第6回創薬インフォマティクス研究会開催報告


日時:2006年9月26日(火) 13:00〜18:20
場所:東京大学医科学研究所一号館講堂
トピックス:創薬研究におけるバイオDBの役割と活用

当日は生憎の大雨と日本学術振興会主催ゲノムテクノロジー第164委員会第3期キックオフシンポジウムの日程と 重なったため、参加者は少なめの20名前後でしたが、創薬関係者とバイオ関係者が関心の高い講演内容で、 活発な議論が行われた。
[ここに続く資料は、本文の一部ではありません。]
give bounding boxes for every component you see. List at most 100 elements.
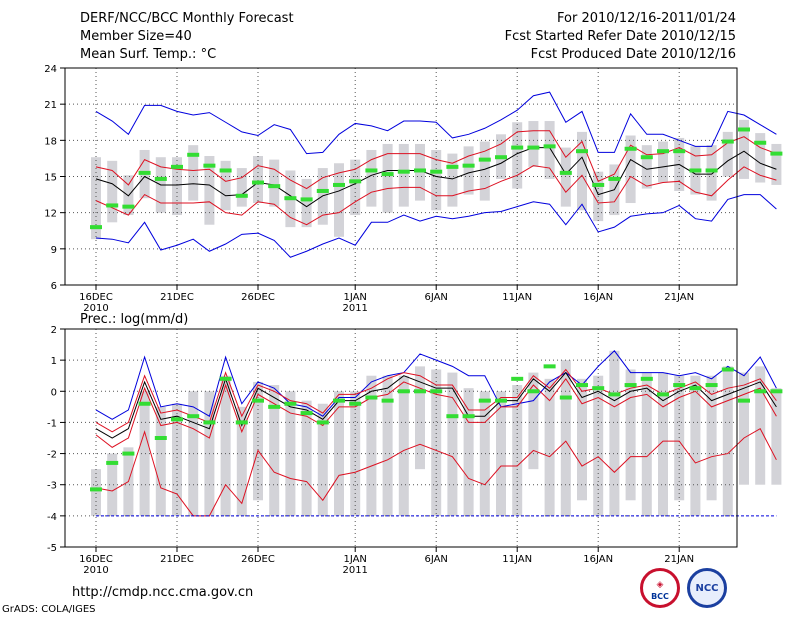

まず、第一部の前半は国立がんセンター研究所の吉田先生に講演していただき、 ミレニアム疾病ゲノムプロジェクトの全貌からヒト検体を用いた大規模ゲノムタイピング技術およびデータベース (GeMDBJ)の中身まで、分かりやすく説明していただいた。また、GeMDBJに蓄積されて来た臨床情報も ゲノム情報とプロテオーム情報と同様に、公開できれば、ヒト検体の入手が困難な製薬企業研究者の皆にとっては、 有用かつ不可欠なデータベースであると考えられる。しかし、現行倫理指針では前記個人情報にかかわる 臨床情報の一般公開は大変難しいこともわかった。個人情報保護と研究促進の両立ができる法律が求められる。 そして、第一部の後半は京都大学化学研究所の五斗先生がKEGG PATHWAYの創薬支援コンポーネントの 一つであるKEGG Drugなどについて開発の状況と活用実例について紹介された。 まさに、創薬研究者の目を光らせた研究コンポーネントで注目されたいところである。 第二部はコマーシャル製品の紹介で、(株)医薬分子設計研究所、パトコア(株)、インフォコム(株)から 商用バイオ・医薬統合データベースシステム及びPATHWAY解析ツールなどについて紹介していただき、 既存ユーザはより一層理解を深め、まだ利用されていない研究者は検討するきっかけとなった。
創薬インフォマティクス研究会の副査をつとめながら、始めてこのような研究会を企画して大変勉強になった。 不手際などお詫びを申し上げると同時に、今後もこのような創薬研究にやくにたつ研究会を企画していきたい。